La colère et l'émotion a-t-elle pris le pas sur la raison ? Pourquoi sommes-nous entrés à ce point dans cette configuration ?

Yves Michaud : On a beaucoup trop abordé la politique en termes de structures, de raisonnements et de rationalité. Comme si tout un chacun était un petit Machiavel, un Clausewitz ou, dans le cas le plus émotionnel, un « spectateur engagé » à la Raymond Aron. Or la politique, c’est aussi et surtout affaires de passions, d’affects, d’engouements et de haines, avec beaucoup d’irrationalité.  On peut même être confrontés à des délires rationnels : les politiques de gauche inspirées du marxisme en ont été des illustrations. Quand on relit aujourd’hui certaines pages de Sartre dans Situations II et IV, on est atterré de voir déployer autant de raison pour soutenir des énormités politiques. 

Je crois que nous assistons en fait à un retour de balancier. Le climat ambiant y est pour quelque chose : on ne parle que de sensibilité, de vécus, de ressentis, de sentiments.

Surtout, à ce retour de balancier se surajoute une crise de la pensée politique ; Les catégories anciennes – contrat, souveraineté, démocratie, représentation, intérêt général, res publica – tournent à vide, n’embrayent plus sur une réalité bouleversée à la fois par les changements techniques (internet et le numérique) et par les circulations des hommes qu’elles soient touristiques, entrepreneuriales ou migratoires ? Nous nous retrouvons sans concepts pour penser ce qui se passe. Hume disait que la raison est une passion faible, aisément vaincue par les passions fortes. Je compléterai de manière catastrophiste en disant que même la raison n’a plus de contenu. Restent les passions. Le texte de Despentes est, à cet égard, exemplaire : il rayonne de manière brillante de passion et de fureur – et amalgame Macron, Polanski, les patrons, les médias, la police, le pouvoir. Je l’ai lu avec bonheur car il y a une « fureur Despentes » bienvenue dans ce monde où il faut pratiquer l’euphémisme mais en tant qu’analyste je reste songeur.

N'y a-t-il pas un réel danger de réduire la politique et la vie sociale en deux camps qui s'opposent, à savoir les victimes et les coupables ? Qu'est-ce que cela dit de notre société ?

Virginie Despentes « réduit » effectivement la politique à l’affrontement de deux camps – ceux d’en haut et ceux d’en-bas, les have et les have not, les "gens de partout" contre le "peuple de quelque part" pour reprendre le titre du livre de David Goodhart, The Road to Somewhere.
Je ferai remarquer trois choses.

D’abord, pas mal de gens « d’en haut » pensent comme elle : n’est- ce pas le préfet de police de Paris Lallement qui répond à une femme gilet jaune « nous ne sommes pas dans le même camp » ? Même si c’était une sottise de la part d’un arrivistee bardé de décorations tintinnabulantes, ce n’en était pas moins significatif. Beaucoup de réponses expéditives de Macron à ses interlocuteurs populaires vont dans le même sens.

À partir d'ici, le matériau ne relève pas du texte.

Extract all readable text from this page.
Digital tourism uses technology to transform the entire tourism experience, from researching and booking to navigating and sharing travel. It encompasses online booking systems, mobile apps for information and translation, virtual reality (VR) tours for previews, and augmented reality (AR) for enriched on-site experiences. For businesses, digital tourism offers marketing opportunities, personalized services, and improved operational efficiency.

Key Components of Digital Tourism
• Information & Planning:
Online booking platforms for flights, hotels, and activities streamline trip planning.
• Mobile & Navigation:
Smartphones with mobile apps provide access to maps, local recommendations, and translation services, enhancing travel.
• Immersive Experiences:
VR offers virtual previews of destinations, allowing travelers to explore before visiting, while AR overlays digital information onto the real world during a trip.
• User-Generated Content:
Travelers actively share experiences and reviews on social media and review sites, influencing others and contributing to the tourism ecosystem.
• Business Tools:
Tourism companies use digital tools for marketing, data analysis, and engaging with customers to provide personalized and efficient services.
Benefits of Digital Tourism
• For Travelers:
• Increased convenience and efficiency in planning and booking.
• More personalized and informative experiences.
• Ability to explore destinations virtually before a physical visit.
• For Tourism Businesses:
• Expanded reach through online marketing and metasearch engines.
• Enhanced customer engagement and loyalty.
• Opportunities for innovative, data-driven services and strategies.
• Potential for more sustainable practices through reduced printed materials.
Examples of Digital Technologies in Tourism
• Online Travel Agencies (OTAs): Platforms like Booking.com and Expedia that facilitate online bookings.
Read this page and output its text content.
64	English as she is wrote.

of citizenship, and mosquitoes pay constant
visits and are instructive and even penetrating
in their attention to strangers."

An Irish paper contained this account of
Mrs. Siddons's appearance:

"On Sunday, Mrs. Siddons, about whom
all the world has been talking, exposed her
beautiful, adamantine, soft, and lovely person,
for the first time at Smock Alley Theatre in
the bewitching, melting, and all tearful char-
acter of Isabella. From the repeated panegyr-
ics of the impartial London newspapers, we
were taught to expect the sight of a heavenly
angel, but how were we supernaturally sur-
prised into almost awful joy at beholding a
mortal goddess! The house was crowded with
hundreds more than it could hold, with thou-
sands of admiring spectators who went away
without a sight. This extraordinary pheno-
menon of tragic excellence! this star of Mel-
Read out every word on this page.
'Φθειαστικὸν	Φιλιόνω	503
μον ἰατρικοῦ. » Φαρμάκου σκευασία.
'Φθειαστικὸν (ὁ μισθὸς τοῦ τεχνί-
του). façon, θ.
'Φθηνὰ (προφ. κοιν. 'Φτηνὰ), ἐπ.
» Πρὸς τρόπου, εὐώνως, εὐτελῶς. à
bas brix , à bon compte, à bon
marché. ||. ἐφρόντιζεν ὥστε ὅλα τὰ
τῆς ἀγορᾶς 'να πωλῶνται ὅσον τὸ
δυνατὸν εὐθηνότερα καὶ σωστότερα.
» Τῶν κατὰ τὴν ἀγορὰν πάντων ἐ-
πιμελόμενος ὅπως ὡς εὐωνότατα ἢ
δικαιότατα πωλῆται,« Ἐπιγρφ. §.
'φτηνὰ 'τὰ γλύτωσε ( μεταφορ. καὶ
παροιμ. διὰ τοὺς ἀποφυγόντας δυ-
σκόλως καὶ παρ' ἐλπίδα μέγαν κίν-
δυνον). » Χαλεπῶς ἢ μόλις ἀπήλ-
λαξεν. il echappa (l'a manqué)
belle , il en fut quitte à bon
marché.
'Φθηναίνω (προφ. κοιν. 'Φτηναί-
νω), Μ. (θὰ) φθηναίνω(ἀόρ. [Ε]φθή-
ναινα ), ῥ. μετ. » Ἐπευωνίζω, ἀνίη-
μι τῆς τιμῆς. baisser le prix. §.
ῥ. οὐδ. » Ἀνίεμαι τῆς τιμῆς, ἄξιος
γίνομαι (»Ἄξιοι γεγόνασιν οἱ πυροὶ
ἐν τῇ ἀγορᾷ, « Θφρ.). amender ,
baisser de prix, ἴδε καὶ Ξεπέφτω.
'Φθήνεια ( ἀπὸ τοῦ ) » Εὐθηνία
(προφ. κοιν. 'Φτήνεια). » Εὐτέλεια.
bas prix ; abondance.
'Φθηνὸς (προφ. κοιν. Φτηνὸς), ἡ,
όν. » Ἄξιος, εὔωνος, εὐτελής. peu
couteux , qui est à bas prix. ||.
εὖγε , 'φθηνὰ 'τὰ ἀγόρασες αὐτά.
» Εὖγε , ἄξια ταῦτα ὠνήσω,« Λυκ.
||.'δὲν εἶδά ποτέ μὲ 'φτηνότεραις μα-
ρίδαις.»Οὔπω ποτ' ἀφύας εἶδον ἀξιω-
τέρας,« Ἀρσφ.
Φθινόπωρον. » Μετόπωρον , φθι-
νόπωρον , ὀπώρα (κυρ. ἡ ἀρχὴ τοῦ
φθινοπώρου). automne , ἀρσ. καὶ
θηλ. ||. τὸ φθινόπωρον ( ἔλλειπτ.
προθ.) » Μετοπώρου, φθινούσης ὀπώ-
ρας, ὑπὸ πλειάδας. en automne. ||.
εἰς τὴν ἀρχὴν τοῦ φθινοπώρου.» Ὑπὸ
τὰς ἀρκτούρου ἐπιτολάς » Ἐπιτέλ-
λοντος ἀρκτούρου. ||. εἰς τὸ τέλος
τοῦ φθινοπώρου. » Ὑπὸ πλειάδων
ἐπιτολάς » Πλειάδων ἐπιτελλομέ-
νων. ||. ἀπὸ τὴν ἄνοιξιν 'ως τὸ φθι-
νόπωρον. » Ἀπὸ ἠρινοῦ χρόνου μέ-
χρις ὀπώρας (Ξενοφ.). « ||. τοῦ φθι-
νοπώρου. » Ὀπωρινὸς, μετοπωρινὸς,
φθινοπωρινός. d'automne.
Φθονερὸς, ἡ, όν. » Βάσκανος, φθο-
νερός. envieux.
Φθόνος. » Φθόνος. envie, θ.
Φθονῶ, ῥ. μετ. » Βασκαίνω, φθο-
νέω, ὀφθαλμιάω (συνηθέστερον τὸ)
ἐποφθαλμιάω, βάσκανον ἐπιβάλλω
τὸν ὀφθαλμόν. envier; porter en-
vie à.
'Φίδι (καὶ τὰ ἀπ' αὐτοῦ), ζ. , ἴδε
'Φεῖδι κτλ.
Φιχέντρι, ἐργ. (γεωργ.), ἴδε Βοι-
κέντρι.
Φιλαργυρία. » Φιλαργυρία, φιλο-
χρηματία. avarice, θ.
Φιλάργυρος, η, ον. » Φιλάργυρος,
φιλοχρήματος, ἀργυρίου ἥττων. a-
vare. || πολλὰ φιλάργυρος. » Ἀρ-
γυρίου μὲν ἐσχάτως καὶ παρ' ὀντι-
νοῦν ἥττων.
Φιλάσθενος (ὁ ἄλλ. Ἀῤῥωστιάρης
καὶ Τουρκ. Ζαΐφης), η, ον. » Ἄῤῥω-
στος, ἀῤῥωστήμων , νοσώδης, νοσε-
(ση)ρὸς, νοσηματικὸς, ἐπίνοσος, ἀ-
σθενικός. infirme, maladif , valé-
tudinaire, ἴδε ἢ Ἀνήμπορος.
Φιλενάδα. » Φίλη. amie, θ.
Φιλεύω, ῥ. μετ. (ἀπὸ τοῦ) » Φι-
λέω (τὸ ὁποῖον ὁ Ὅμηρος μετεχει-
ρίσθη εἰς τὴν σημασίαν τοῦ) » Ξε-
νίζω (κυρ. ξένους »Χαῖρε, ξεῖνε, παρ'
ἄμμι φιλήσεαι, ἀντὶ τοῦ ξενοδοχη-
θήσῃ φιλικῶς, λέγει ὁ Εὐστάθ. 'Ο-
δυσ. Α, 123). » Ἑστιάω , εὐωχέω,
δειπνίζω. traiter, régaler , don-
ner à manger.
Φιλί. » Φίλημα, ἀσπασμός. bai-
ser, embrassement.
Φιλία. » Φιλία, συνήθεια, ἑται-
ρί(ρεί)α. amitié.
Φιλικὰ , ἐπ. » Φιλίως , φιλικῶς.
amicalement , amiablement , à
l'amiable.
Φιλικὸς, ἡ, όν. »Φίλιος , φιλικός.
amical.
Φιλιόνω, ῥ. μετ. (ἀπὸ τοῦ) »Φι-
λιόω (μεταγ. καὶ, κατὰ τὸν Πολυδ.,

Ensuite, Despentes ne fait qu’illustrer la thèse assez intéressante d’Emmanuel Todd dans La lutte des classes en France, d’un retour du front « classe contre classe » avec, à l’inverse du passé, une haine descendante de la classe dirigeante – je devrais dire plutôt l’oligarchie dirigeante, la power elite au sens de C.W. Mills – envers le « populo ».

Enfin on a suffisamment parlé de fractures sociales multiples – moi entre autres et depuis le début des années 2000, il y a vingt ans ! - pour ne pas s’étonner qu’un beau jour les minorités « fracturées » croient pouvoir s’unir dans un grand ras-le-bol ou une grande révolte – ou une désertion probablement pire pour la démocratie. Le mouvement des Gilets jaunes a eu et conserve cette portée exceptionnelle d’avoir réuni des plaintes hétérogènes et transversales. Il est de bon ton chez les activistes de gauche de parler d’intersectionnalité là où les marxistes parlaient de « convergence des luttes » mais c’est de ça qu’il est question dans le texte de Despentes.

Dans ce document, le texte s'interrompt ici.